Advanced Planning Topic: 2024 Tax Update

Advanced Planning Topic: 2024 Tax Update

As we begin 2024 it’s important to review tax law changes and to consider certain planning opportunities that could be beneficial.


The Lifetime Exemption and Annual Exclusion

Effective January 1, 2024, the following federal estate law changes went into effect.

  • The Federal Estate Tax Exemption amount increased from $12,920,000 to $13,610,000
  • The annual gift exclusion increased from $17,000 to $18,000


Taking Advantage of the 2024 Increases

For those who have used their Exemptions, they may gift the newly acquired $610,000.  In addition, they may also increase their annual gifts from $17,000 to $18,000 ($36,000 for married couples).


2026 Scheduled Decrease of Exemption Provides Current Opportunity

Although the Federal Estate Tax Exemption has been increasing, it is scheduled to decrease to $5,000,000 at the end of 2025.  With an inflation adjustment (to $5,000,000), it’s anticipated that the new Exemption amount will likely end up being about $7,000,000.  A $6,610,000 decrease in Exemption would cause an additional estate tax of $2,974,500 for individuals with a taxable estate of at least $13,610,00 (or $5,949,000 for married couples with a taxable estate of $27,220,00).   For many, the solution is to use the current Exemption while the client still has it.  Gifts to Trusts for children is one approach.  Another, for an individual who is married, is to make gifts to his or her spouse in a manner where he or she maintains access to the gifted assets while the spouse is living – a technique known as the Spousal Limited Access Trust (i.e. a “SLAT”).   For clients not comfortable gifting, we have helped them utilize life insurance strategies to reduce the impact of the tax.

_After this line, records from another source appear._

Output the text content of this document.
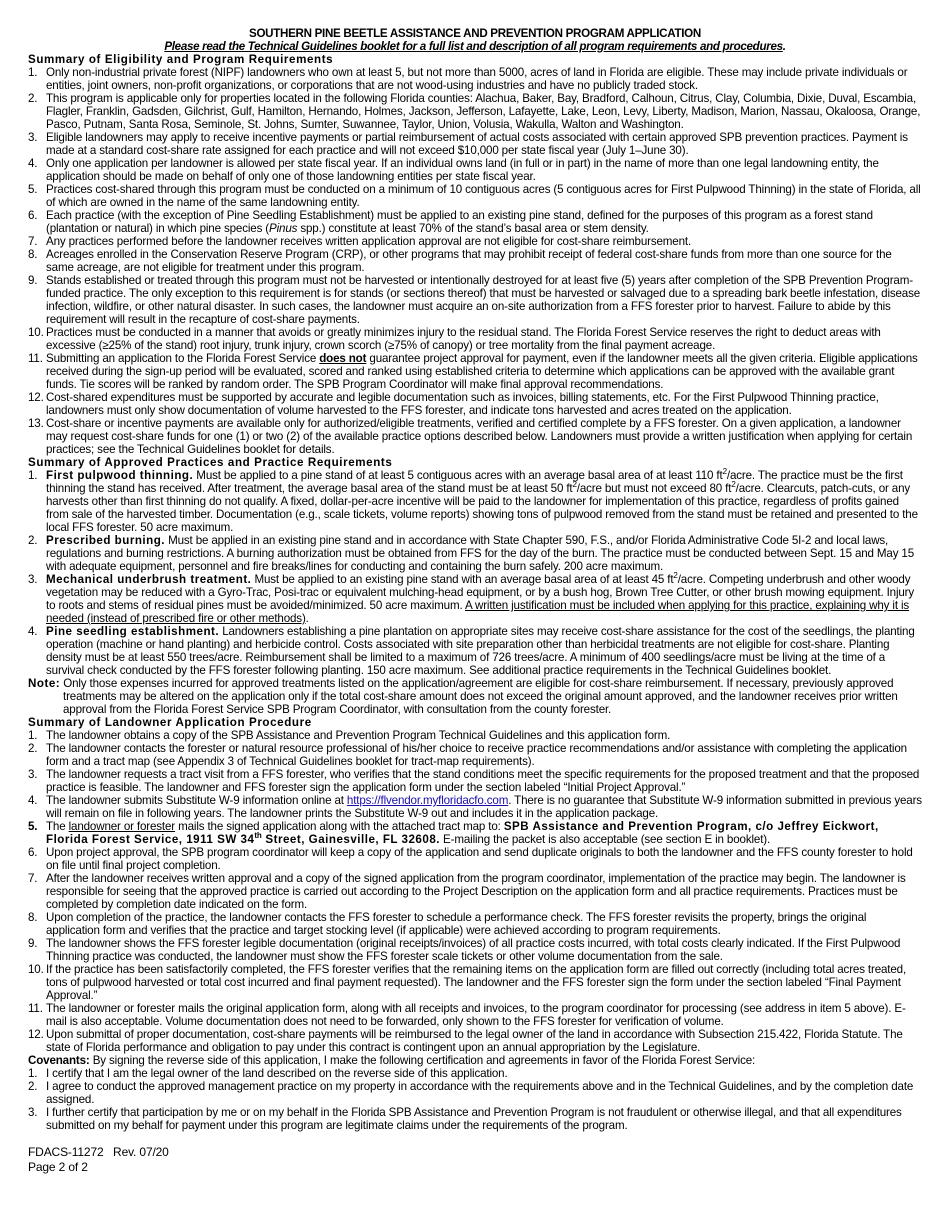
SOUTHERN PINE BEETLE ASSISTANCE AND PREVENTION PROGRAM APPLICATION
Please read the Technical Guidelines booklet for a full list and description of all program requirements and procedures.
Summary of Eligibility and Program Requirements
1. Only non-industrial private forest (NIPF) landowners who own at least 5, but not more than 5000, acres of land in Florida are eligible. These may include private individuals or entities, joint owners, non-profit organizations, or corporations that are not wood-using industries and have no publicly traded stock.
2. This program is applicable only for properties located in the following Florida counties: Alachua, Baker, Bay, Bradford, Calhoun, Citrus, Clay, Columbia, Dixie, Duval, Escambia, Flagler, Franklin, Gadsden, Gilchrist, Gulf, Hamilton, Hernando, Holmes, Jackson, Jefferson, Lafayette, Lake, Leon, Levy, Liberty, Madison, Marion, Nassau, Okaloosa, Orange, Pasco, Putnam, Santa Rosa, Seminole, St. Johns, Sumter, Suwannee, Taylor, Union, Volusia, Wakulla, Walton and Washington.
3. Eligible landowners may apply to receive incentive payments or partial reimbursement of actual costs associated with certain approved SPB prevention practices. Payment is made at a standard cost-share rate assigned for each practice and will not exceed $10,000 per state fiscal year (July 1–June 30).
4. Only one application per landowner is allowed per state fiscal year. If an individual owns land (in full or in part) in the name of more than one legal landowning entity, the application should be made on behalf of only one of those landowning entities per state fiscal year.
5. Practices cost-shared through this program must be conducted on a minimum of 10 contiguous acres (5 contiguous acres for First Pulpwood Thinning) in the state of Florida, all of which are owned in the name of the same landowning entity.
6. Each practice (with the exception of Pine Seedling Establishment) must be applied to an existing pine stand, defined for the purposes of this program as a forest stand (plantation or natural) in which pine species (Pinus spp.) constitute at least 70% of the stand’s basal area or stem density.
7. Any practices performed before the landowner receives written application approval are not eligible for cost-share reimbursement.
8. Acreages enrolled in the Conservation Reserve Program (CRP), or other programs that may prohibit receipt of federal cost-share funds from more than one source for the same acreage, are not eligible for treatment under this program.
9. Stands established or treated through this program must not be harvested or intentionally destroyed for at least five (5) years after completion of the SPB Prevention Program-funded practice. The only exception to this requirement is for stands (or sections thereof) that must be harvested or salvaged due to a spreading bark beetle infestation, disease infection, wildfire, or other natural disaster. In such cases, the landowner must acquire an on-site authorization from a FFS forester prior to harvest. Failure to abide by this requirement will result in the recapture of cost-share payments.
10. Practices must be conducted in a manner that avoids or greatly minimizes injury to the residual stand. The Florida Forest Service reserves the right to deduct areas with excessive (≥25% of the stand) root injury, trunk injury, crown scorch (≥75% of canopy) or tree mortality from the final payment acreage.
11. Submitting an application to the Florida Forest Service does not guarantee project approval for payment, even if the landowner meets all the given criteria. Eligible applications received during the sign-up period will be evaluated, scored and ranked using established criteria to determine which applications can be approved with the available grant funds. Tie scores will be ranked by random order. The SPB Program Coordinator will make final approval recommendations.
12. Cost-shared expenditures must be supported by accurate and legible documentation such as invoices, billing statements, etc. For the First Pulpwood Thinning practice, landowners must only show documentation of volume harvested to the FFS forester, and indicate tons harvested and acres treated on the application.
13. Cost-share or incentive payments are available only for authorized/eligible treatments, verified and certified complete by a FFS forester. On a given application, a landowner may request cost-share funds for one (1) or two (2) of the available practice options described below. Landowners must provide a written justification when applying for certain practices; see the Technical Guidelines booklet for details.
Summary of Approved Practices and Practice Requirements
1. First pulpwood thinning. Must be applied to a pine stand of at least 5 contiguous acres with an average basal area of at least 110 $ft^2$/acre. The practice must be the first thinning the stand has received. After treatment, the average basal area of the stand must be at least 50 $ft^2$/acre but must not exceed 80 $ft^2$/acre. Clearcuts, patch-cuts, or any harvests other than first thinning do not qualify. A fixed, dollar-per-acre incentive will be paid to the landowner for implementation of this practice, regardless of profits gained from sale of the harvested timber. Documentation (e.g., scale tickets, volume reports) showing tons of pulpwood removed from the stand must be retained and presented to the local FFS forester. 50 acre maximum.
2. Prescribed burning. Must be applied in an existing pine stand and in accordance with State Chapter 590, F.S., and/or Florida Administrative Code 5I-2 and local laws, regulations and burning restrictions. A burning authorization must be obtained from FFS for the day of the burn. The practice must be conducted between Sept. 15 and May 15 with adequate equipment, personnel and fire breaks/lines for conducting and containing the burn safely. 200 acre maximum.
3. Mechanical underbrush treatment. Must be applied to an existing pine stand with an average basal area of at least 45 $ft^2$/acre. Competing underbrush and other woody vegetation may be reduced with a Gyro-Trac, Posi-trac or equivalent mulching-head equipment, or by a bush hog, Brown Tree Cutter, or other brush mowing equipment. Injury to roots and stems of residual pines must be avoided/minimized. 50 acre maximum. A written justification must be included when applying for this practice, explaining why it is needed (instead of prescribed fire or other methods).
4. Pine seedling establishment. Landowners establishing a pine plantation on appropriate sites may receive cost-share assistance for the cost of the seedlings, the planting operation (machine or hand planting) and herbicide control. Costs associated with site preparation other than herbicidal treatments are not eligible for cost-share. Planting density must be at least 550 trees/acre. Reimbursement shall be limited to a maximum of 726 trees/acre. A minimum of 400 seedlings/acre must be living at the time of a survival check conducted by the FFS forester following planting. 150 acre maximum. See additional practice requirements in the Technical Guidelines booklet.
Note: Only those expenses incurred for approved treatments listed on the application/agreement are eligible for cost-share reimbursement. If necessary, previously approved treatments may be altered on the application only if the total cost-share amount does not exceed the original amount approved, and the landowner receives prior written approval from the Florida Forest Service SPB Program Coordinator, with consultation from the county forester.
Summary of Landowner Application Procedure
1. The landowner obtains a copy of the SPB Assistance and Prevention Program Technical Guidelines and this application form.
2. The landowner contacts the forester or natural resource professional of his/her choice to receive practice recommendations and/or assistance with completing the application form and a tract map (see Appendix 3 of Technical Guidelines booklet for tract-map requirements).
3. The landowner requests a tract visit from a FFS forester, who verifies that the stand conditions meet the specific requirements for the proposed treatment and that the proposed practice is feasible. The landowner and FFS forester sign the application form under the section labeled “Initial Project Approval.”
4. The landowner submits Substitute W-9 information online at https://flvendor.myfloridacfo.com. There is no guarantee that Substitute W-9 information submitted in previous years will remain on file in following years. The landowner prints the Substitute W-9 out and includes it in the application package.
5. The landowner or forester mails the signed application along with the attached tract map to: SPB Assistance and Prevention Program, c/o Jeffrey Eickwort, Florida Forest Service, 1911 SW 34th Street, Gainesville, FL 32608. E-mailing the packet is also acceptable (see section E in booklet).
6. Upon project approval, the SPB program coordinator will keep a copy of the application and send duplicate originals to both the landowner and the FFS county forester to hold on file until final project completion.
7. After the landowner receives written approval and a copy of the signed application from the program coordinator, implementation of the practice may begin. The landowner is responsible for seeing that the approved practice is carried out according to the Project Description on the application form and all practice requirements. Practices must be completed by completion date indicated on the form.
8. Upon completion of the practice, the landowner contacts the FFS forester to schedule a performance check. The FFS forester revisits the property, brings the original application form and verifies that the practice and target stocking level (if applicable) were achieved according to program requirements.
9. The landowner shows the FFS forester legible documentation (original receipts/invoices) of all practice costs incurred, with total costs clearly indicated. If the First Pulpwood Thinning practice was conducted, the landowner must show the FFS forester scale tickets or other volume documentation from the sale.
10. If the practice has been satisfactorily completed, the FFS forester verifies that the remaining items on the application form are filled out correctly (including total acres treated, tons of pulpwood harvested or total cost incurred and final payment requested). The landowner and the FFS forester sign the form under the section labeled “Final Payment Approval.”
11. The landowner or forester mails the original application form, along with all receipts and invoices, to the program coordinator for processing (see address in item 5 above). E-mail is also acceptable. Volume documentation does not need to be forwarded, only shown to the FFS forester for verification of volume.
12. Upon submittal of proper documentation, cost-share payments will be reimbursed to the legal owner of the land in accordance with Subsection 215.422, Florida Statute. The state of Florida performance and obligation to pay under this contract is contingent upon an annual appropriation by the Legislature.
Covenants: By signing the reverse side of this application, I make the following certification and agreements in favor of the Florida Forest Service:
1. I certify that I am the legal owner of the land described on the reverse side of this application.
2. I agree to conduct the approved management practice on my property in accordance with the requirements above and in the Technical Guidelines, and by the completion date assigned.
3. I further certify that participation by me or on my behalf in the Florida SPB Assistance and Prevention Program is not fraudulent or otherwise illegal, and that all expenditures submitted on my behalf for payment under this program are legitimate claims under the requirements of the program.
FDACS-11272   Rev. 07/20
Page 2 of 2
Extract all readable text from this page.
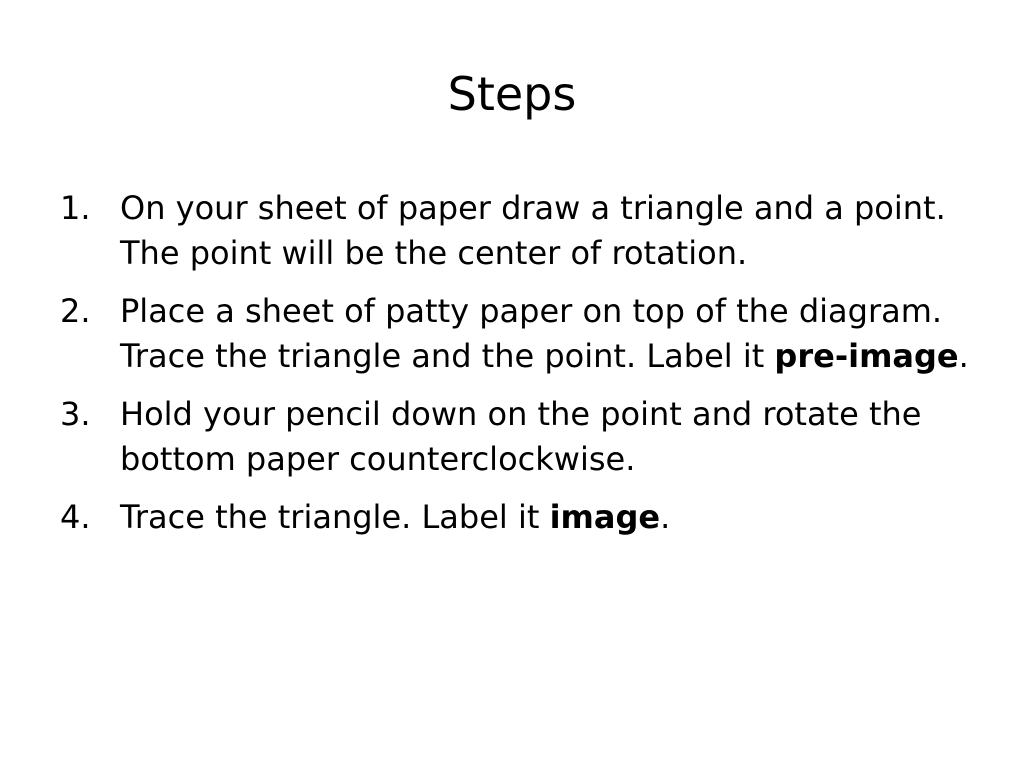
Steps
1. On your sheet of paper draw a triangle and a point. The point will be the center of rotation.
2. Place a sheet of patty paper on top of the diagram. Trace the triangle and the point. Label it pre-image.
3. Hold your pencil down on the point and rotate the bottom paper counterclockwise.
4. Trace the triangle. Label it image.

Higher Interest Rates Create Opportunities

Higher interest rates have had a negative effect on several estate planning strategies.  However, they have also made several estate planning strategies more appealing.

For example, the Charitable Remainder Trust (“CRT”) and the Qualified Personal Residence Trust (“QPRT”) are strategies to consider.  For CRTs, higher interest rates result in a larger income tax deduction, which would benefit someone anticipating a liquidation event or a higher-than-normal income year.   For the QPRT, higher interest rates decrease the amount of the gift of the residence to the QPRT and, therefore, less Exemption is used – often preserving more Exemption for additional estate tax free gifting.